Quality of Training: Session 1 - HIIT was so-so, with my body feeling dead, my legs like wood, my arms and back doing the running, legs just moving in response. Resistance session was fine, set and determined to complete it with nothing left at the end, which was close to what happened, finishing with a burn. Rollers as recovery for my legs afterwards . . . Session 2 - Getting that extra active recovery session in there, not just for my body, but my mind as well, for whilst my body will be there, my mind will be meditating . . .

Recovery: The 2-a-day resistance sessions - no matter how short - definitely take more out of me than just doing a cardio session as my second session. I'm going to have to limit the 2-a-day resistance sessions to ~2 a week, with the other 1-3 2-a-day training sessions cardio.

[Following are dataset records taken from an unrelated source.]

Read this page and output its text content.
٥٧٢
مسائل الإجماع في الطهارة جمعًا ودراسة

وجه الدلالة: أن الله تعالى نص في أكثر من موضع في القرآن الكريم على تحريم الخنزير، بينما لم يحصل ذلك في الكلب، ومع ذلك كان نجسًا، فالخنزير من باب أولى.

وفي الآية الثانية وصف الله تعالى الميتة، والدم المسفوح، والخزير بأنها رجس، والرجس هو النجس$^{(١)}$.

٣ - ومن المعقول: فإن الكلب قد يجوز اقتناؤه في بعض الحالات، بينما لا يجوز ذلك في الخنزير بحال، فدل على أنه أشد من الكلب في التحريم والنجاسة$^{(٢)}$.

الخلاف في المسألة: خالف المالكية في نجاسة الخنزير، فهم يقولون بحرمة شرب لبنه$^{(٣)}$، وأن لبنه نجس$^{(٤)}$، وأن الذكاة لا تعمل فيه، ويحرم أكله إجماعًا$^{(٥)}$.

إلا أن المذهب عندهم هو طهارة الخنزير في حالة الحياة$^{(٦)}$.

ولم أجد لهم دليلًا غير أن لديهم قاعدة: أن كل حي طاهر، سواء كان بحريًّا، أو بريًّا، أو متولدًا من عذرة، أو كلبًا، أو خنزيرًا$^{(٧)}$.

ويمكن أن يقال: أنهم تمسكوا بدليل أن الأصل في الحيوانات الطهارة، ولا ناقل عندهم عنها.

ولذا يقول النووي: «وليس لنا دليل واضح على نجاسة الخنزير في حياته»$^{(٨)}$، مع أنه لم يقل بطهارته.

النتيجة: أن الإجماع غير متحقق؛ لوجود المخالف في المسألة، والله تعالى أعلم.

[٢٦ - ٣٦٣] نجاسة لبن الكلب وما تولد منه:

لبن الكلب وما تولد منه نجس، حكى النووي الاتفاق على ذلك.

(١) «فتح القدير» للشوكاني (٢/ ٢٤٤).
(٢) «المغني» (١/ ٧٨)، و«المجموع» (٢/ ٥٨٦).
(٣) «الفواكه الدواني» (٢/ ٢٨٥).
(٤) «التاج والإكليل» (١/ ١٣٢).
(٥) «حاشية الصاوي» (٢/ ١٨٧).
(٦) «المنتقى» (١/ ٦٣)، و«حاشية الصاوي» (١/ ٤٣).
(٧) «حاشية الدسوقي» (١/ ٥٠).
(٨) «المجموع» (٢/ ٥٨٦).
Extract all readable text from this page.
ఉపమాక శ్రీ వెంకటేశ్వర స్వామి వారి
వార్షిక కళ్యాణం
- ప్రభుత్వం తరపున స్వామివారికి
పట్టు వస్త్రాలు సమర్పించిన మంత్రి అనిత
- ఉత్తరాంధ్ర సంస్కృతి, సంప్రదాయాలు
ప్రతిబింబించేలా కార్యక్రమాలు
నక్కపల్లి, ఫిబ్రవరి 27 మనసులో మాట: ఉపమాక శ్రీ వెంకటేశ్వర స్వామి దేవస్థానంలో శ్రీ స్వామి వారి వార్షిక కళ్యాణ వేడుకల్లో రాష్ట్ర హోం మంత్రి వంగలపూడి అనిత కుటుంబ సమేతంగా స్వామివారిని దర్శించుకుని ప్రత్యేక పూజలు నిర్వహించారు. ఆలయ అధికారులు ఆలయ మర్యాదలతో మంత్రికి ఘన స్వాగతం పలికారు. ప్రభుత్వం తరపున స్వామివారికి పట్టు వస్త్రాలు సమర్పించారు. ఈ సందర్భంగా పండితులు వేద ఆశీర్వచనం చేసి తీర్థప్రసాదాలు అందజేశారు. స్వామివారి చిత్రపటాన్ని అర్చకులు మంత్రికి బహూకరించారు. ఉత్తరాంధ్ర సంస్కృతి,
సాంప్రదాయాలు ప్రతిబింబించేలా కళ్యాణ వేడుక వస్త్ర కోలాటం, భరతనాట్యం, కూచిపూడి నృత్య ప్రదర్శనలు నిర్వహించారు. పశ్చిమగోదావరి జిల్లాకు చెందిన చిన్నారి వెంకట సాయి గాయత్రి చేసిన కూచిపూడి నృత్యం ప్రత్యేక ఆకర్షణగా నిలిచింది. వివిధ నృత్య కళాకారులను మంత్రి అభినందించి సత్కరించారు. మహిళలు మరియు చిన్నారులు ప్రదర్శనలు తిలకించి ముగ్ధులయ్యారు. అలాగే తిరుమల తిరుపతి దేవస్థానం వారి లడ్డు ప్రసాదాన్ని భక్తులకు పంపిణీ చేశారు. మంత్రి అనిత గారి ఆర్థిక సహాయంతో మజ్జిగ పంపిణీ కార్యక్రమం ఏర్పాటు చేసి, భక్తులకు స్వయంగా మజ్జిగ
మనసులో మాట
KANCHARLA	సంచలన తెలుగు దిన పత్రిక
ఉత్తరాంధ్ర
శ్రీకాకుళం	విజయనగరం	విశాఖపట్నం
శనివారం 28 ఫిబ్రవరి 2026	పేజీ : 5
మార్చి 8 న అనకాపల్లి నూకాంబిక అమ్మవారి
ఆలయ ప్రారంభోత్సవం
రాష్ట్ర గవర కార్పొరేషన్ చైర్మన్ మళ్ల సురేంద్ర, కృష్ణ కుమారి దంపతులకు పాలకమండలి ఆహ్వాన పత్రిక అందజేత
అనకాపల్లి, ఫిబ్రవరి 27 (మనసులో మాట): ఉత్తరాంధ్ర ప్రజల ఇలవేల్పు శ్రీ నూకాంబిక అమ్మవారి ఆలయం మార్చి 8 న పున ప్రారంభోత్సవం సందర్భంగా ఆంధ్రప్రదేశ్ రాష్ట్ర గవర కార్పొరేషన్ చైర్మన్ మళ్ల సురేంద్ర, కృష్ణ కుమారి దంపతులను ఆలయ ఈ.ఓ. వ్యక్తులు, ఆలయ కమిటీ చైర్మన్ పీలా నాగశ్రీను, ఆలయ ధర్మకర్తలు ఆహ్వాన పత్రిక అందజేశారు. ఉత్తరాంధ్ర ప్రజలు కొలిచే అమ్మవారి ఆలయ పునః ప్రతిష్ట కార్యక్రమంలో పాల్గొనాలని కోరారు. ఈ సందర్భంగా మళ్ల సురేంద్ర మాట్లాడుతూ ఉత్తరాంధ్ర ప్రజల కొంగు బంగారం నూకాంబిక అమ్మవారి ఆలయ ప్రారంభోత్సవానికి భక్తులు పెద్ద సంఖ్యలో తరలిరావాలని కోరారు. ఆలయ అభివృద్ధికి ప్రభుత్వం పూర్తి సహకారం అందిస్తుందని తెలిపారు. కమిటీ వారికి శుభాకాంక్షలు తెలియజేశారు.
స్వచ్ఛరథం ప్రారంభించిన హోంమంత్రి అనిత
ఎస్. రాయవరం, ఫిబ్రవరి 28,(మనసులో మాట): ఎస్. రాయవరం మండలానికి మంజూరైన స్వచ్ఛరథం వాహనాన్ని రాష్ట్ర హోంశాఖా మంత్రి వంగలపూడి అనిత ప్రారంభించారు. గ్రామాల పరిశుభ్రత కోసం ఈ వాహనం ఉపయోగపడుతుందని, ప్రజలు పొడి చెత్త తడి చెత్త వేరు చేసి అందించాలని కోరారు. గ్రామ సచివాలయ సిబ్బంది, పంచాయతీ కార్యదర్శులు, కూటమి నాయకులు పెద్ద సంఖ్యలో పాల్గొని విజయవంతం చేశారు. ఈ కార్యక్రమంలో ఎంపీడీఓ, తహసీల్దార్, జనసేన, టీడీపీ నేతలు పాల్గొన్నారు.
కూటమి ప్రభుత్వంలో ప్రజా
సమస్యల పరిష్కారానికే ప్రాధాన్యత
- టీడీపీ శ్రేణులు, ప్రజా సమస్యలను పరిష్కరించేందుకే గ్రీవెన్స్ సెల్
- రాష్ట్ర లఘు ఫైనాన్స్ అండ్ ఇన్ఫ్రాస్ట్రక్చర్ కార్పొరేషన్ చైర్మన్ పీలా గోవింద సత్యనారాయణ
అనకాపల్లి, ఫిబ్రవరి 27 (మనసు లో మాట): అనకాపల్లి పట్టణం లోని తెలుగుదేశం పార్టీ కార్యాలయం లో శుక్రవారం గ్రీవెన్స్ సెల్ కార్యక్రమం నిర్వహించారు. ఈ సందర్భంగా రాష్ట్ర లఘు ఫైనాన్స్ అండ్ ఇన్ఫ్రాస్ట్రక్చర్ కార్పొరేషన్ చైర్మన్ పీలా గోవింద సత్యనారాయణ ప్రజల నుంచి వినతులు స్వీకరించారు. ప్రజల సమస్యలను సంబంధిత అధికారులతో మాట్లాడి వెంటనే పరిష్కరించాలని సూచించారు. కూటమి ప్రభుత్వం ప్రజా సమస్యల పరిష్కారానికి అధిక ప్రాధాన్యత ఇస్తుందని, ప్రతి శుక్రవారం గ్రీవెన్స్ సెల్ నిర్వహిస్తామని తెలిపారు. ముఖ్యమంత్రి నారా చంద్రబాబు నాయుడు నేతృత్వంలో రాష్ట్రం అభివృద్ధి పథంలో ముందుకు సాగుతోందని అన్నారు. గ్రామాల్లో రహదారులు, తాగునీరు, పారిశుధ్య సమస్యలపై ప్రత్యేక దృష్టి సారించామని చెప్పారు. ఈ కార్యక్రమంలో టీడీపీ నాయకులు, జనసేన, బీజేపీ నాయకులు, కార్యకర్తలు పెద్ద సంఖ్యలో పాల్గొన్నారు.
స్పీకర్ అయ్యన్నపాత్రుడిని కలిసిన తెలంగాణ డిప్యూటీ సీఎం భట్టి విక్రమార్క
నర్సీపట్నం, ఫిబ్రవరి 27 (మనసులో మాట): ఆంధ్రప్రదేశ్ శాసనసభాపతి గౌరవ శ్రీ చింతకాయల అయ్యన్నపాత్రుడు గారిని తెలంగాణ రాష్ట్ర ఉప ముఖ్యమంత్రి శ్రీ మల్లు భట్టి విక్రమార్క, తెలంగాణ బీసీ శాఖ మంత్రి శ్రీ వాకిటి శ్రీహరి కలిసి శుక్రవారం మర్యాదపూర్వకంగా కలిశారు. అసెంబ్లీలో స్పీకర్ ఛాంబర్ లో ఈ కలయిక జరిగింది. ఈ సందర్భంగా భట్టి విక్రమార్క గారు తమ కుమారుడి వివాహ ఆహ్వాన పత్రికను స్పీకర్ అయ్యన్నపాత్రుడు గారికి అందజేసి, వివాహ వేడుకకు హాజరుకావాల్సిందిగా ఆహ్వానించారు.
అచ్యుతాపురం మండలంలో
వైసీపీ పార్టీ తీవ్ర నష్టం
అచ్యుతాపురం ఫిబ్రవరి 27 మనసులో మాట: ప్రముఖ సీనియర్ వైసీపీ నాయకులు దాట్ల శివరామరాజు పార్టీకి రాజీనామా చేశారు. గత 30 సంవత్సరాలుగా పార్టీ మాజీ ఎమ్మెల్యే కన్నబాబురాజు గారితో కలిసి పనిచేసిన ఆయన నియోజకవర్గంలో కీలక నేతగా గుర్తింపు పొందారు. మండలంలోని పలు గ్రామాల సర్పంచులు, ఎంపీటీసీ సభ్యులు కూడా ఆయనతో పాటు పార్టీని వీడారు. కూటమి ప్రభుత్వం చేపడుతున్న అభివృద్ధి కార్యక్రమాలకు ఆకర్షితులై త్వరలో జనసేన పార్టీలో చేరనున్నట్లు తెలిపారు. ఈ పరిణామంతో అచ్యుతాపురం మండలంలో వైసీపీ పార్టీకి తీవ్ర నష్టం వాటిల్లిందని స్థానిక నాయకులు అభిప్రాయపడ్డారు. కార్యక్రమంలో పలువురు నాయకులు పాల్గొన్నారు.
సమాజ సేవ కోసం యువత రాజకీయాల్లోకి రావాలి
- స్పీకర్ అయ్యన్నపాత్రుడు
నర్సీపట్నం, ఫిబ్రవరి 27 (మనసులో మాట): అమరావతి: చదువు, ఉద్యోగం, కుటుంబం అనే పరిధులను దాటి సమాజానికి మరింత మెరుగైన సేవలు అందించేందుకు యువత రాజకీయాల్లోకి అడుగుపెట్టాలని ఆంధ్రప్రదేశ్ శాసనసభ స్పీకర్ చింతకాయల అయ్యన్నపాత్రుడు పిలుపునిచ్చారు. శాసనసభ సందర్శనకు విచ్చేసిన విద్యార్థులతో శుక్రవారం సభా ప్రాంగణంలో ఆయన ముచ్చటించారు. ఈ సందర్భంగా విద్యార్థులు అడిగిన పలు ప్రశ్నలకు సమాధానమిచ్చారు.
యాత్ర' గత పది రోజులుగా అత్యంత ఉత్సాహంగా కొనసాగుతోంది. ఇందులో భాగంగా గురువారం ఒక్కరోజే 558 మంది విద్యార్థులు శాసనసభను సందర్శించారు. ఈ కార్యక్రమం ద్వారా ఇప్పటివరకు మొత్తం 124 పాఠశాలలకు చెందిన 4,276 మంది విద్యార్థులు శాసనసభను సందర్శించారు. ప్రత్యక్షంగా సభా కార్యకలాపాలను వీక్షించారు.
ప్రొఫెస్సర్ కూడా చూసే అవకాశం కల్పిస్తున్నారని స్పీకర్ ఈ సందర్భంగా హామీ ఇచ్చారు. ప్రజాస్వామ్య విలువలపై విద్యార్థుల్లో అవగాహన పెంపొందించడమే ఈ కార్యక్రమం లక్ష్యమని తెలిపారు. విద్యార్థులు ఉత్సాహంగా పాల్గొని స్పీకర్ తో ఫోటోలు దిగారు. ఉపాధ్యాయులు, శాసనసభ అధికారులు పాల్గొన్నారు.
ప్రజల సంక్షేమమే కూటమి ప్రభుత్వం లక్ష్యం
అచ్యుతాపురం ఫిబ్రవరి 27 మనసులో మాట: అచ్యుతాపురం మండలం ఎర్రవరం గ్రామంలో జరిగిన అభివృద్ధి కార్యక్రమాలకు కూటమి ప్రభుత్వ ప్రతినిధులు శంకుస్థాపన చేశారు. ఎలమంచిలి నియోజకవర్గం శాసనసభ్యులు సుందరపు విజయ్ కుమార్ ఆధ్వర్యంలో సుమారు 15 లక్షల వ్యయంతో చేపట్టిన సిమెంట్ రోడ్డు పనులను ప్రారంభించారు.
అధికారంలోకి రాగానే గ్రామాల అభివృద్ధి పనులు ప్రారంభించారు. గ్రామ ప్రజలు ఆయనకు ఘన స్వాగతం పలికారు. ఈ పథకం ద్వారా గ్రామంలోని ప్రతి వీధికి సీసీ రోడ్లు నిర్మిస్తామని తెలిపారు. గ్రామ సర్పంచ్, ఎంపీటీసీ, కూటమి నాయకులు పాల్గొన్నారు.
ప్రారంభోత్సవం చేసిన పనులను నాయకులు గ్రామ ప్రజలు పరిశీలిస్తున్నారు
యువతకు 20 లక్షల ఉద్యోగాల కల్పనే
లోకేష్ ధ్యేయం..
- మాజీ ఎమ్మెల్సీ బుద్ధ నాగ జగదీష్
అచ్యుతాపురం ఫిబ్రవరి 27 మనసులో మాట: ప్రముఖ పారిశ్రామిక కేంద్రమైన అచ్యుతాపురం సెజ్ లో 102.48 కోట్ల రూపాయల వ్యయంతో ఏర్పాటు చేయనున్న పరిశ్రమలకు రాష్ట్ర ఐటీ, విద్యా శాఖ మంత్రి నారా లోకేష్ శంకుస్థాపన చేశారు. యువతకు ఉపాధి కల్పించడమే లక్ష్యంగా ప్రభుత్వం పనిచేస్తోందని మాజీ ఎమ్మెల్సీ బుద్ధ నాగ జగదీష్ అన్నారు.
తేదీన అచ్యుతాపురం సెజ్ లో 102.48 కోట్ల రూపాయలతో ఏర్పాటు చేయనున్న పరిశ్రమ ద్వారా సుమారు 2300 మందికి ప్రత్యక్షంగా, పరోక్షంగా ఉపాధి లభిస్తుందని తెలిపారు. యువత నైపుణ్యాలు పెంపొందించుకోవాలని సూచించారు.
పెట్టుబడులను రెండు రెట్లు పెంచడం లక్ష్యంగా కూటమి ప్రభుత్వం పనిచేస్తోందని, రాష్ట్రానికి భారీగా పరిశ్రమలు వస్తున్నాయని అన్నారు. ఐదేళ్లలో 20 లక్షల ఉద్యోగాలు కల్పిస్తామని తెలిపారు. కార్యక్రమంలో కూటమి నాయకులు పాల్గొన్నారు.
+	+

Appetite: Had an interesting conversation re nutrition with someone today. Truth be told, I never have and still don't follow any specific diet. Instead, I take parts of many principles and diets and amalgamate them into something individual to ME, doing everything and nothing, if you can understand that. Even though my nutrition is not as terrible as it has been in the past, it's still a work in progress, but working more WITH my body than against it, and a never-ending learning process for me. Too many people get caught up in following this diet or that one, but in the end I don't believe that what you do matters, as long as what you do works for YOU, optimal and effective in achieving your goals and meeting your needs.

Body Composition and Look: Even though my scale weight has not changed much over this week, I am definitely leaner, noticing it the most in my midsection, lower back, and hips. Positive that I will be sub-10% bodyfat by the end of the week!